SOLID

S is for Single Responsibility Principle

I'm currently taking a look at some design basics and starting with the SOLID principles, part one is of course the Single Responsibility Principle.

"Each class should have a single reason to change."

Let’s explore what ‘reason to change’ actually means.

If we've got a class that performs more than one function then it might have more than one reason to change. So for example if we have a Rockstar class:

public class Rockstar
{
	public void Dance()
	{
		//Implementation of rockstar dancing
	}
	public void Sing()
	{
		//Implementation of rockstar singing
	}
}

The rockstar can both sing and dance, the implementations of singing and dancing are both inside the class. We’ve got two reasons to change, there can be a change to dancing and there can be a change to singing. According to the rule this is bad.

So why is it bad?

A class is more robust if it only has one responsibility.
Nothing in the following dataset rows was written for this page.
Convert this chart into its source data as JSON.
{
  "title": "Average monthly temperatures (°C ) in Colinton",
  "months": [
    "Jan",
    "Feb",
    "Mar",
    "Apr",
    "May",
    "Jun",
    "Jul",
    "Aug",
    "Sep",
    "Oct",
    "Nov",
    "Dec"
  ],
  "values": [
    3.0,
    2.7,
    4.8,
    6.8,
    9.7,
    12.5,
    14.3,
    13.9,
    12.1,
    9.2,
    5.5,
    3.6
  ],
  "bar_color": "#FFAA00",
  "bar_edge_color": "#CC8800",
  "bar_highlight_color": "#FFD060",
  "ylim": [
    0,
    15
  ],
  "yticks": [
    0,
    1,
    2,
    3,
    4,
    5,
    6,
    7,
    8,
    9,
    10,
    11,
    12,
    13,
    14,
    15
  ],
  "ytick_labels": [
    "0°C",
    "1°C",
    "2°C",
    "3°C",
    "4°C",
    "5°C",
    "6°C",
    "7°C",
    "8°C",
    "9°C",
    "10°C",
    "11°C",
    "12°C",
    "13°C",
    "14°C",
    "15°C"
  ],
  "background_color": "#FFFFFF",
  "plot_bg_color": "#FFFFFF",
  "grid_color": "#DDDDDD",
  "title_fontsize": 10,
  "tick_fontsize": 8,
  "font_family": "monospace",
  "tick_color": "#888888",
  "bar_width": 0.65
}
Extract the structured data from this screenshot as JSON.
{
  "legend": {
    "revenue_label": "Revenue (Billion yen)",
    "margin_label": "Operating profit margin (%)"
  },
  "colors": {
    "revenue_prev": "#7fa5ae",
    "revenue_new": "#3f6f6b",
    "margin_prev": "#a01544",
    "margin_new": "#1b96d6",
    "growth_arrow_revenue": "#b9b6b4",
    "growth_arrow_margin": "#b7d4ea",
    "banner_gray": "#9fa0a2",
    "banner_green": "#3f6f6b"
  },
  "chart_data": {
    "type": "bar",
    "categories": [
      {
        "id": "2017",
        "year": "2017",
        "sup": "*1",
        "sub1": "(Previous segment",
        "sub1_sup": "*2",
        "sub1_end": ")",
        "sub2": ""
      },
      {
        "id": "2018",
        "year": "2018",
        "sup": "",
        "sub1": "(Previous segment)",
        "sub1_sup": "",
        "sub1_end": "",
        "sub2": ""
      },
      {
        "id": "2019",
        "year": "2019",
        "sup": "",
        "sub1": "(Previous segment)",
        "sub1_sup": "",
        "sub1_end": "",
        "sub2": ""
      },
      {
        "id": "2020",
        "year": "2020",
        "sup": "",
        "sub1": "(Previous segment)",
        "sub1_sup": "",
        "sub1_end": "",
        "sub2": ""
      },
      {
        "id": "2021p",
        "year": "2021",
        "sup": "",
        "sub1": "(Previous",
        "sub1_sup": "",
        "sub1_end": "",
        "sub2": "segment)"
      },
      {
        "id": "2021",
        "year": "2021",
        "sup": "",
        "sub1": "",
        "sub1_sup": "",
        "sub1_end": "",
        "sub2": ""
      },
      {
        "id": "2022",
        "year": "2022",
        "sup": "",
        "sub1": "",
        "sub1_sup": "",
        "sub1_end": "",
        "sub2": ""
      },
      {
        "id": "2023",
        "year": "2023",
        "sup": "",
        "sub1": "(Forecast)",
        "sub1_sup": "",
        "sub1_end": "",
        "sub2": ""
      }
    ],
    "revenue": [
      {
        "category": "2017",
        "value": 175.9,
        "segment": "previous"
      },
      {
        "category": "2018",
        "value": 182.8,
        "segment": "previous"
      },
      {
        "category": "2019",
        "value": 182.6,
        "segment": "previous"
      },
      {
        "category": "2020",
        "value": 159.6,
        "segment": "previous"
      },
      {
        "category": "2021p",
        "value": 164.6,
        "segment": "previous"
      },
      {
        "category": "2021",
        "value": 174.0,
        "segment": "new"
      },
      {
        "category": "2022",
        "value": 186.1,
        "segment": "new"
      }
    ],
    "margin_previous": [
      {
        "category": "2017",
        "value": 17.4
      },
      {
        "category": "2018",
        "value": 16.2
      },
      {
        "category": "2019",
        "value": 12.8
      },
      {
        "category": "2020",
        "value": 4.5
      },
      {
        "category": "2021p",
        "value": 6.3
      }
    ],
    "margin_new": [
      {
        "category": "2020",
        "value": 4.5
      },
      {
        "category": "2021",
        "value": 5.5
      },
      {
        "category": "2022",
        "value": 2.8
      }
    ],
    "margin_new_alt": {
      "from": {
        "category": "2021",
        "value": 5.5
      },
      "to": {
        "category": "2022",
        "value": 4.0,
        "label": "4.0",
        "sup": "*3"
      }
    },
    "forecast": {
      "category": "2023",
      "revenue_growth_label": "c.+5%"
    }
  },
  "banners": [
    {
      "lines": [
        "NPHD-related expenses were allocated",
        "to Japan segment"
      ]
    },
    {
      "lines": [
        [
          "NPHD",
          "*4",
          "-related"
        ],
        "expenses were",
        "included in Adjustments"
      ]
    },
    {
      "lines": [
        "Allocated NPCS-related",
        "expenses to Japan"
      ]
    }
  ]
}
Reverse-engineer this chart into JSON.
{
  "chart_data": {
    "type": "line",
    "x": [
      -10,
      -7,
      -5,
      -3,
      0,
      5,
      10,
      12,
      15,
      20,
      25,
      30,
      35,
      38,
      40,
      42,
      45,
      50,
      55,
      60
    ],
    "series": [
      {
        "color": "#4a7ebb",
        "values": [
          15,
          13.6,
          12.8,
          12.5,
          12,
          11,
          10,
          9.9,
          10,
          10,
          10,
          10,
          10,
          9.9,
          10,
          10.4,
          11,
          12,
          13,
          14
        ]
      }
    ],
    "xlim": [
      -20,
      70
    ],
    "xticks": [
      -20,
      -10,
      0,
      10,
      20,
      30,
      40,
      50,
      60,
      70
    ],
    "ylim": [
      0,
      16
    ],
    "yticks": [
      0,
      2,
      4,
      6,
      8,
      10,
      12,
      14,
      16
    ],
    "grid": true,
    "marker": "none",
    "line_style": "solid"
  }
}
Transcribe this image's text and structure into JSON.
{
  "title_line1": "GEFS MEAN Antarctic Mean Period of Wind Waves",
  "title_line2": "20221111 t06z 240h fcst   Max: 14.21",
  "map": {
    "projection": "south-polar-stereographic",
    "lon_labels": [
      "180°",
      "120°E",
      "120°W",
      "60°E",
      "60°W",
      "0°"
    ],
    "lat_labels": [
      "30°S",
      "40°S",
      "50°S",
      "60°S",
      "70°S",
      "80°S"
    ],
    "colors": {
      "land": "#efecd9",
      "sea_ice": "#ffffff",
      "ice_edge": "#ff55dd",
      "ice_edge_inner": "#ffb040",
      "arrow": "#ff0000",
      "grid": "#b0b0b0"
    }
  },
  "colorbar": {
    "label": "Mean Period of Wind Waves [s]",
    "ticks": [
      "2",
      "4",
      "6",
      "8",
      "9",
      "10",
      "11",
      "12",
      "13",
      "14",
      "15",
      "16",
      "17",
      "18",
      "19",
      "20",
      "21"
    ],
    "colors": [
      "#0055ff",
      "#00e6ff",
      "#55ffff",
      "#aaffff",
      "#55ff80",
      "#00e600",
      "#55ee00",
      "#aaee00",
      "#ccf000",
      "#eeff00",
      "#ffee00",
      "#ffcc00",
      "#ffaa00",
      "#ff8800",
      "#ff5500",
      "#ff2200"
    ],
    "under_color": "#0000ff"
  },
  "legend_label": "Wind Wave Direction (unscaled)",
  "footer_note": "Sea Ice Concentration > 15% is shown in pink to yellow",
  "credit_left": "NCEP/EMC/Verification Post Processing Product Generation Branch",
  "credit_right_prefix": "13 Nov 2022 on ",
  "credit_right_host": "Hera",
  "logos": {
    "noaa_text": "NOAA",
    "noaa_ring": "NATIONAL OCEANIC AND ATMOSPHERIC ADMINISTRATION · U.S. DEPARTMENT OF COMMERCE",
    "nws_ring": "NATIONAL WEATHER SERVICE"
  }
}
If it’s trying to do fewer things then it tends to be less complicated and when the time comes to make a change you’re less likely to break things.

And how do we fix it?

Implementations for Dancing and Singing shouldn’t be inside the Rockstar class, instead we should have classes to implement rockstar dancing and singing which are referenced by the Rockstar class;

public class Rockstar
{
    private IDancer RockstarDance = new RockstarDance();
    private ISinger RockstarSing = new RockstarSing();
    public void Dance()
    {
        RockstarDance.Dance();
    }
    public void Sing()
    {
        RockstarSing.Sing();
    }
}

public class RockstarDance : IDancer
{
    public void Dance()
    {
        //implementation for rockstar dancing
    }
}

public class RockstarSing : ISinger
{
    public void Sing()
    {
        //implementation for rockstar singing
    }
}

We've taken the implementations for singing and dancing out of the Rockstar class and into classes that have single responsibilities. Importantly we've also added interfaces which gives us a little more flexibility and is good for testing.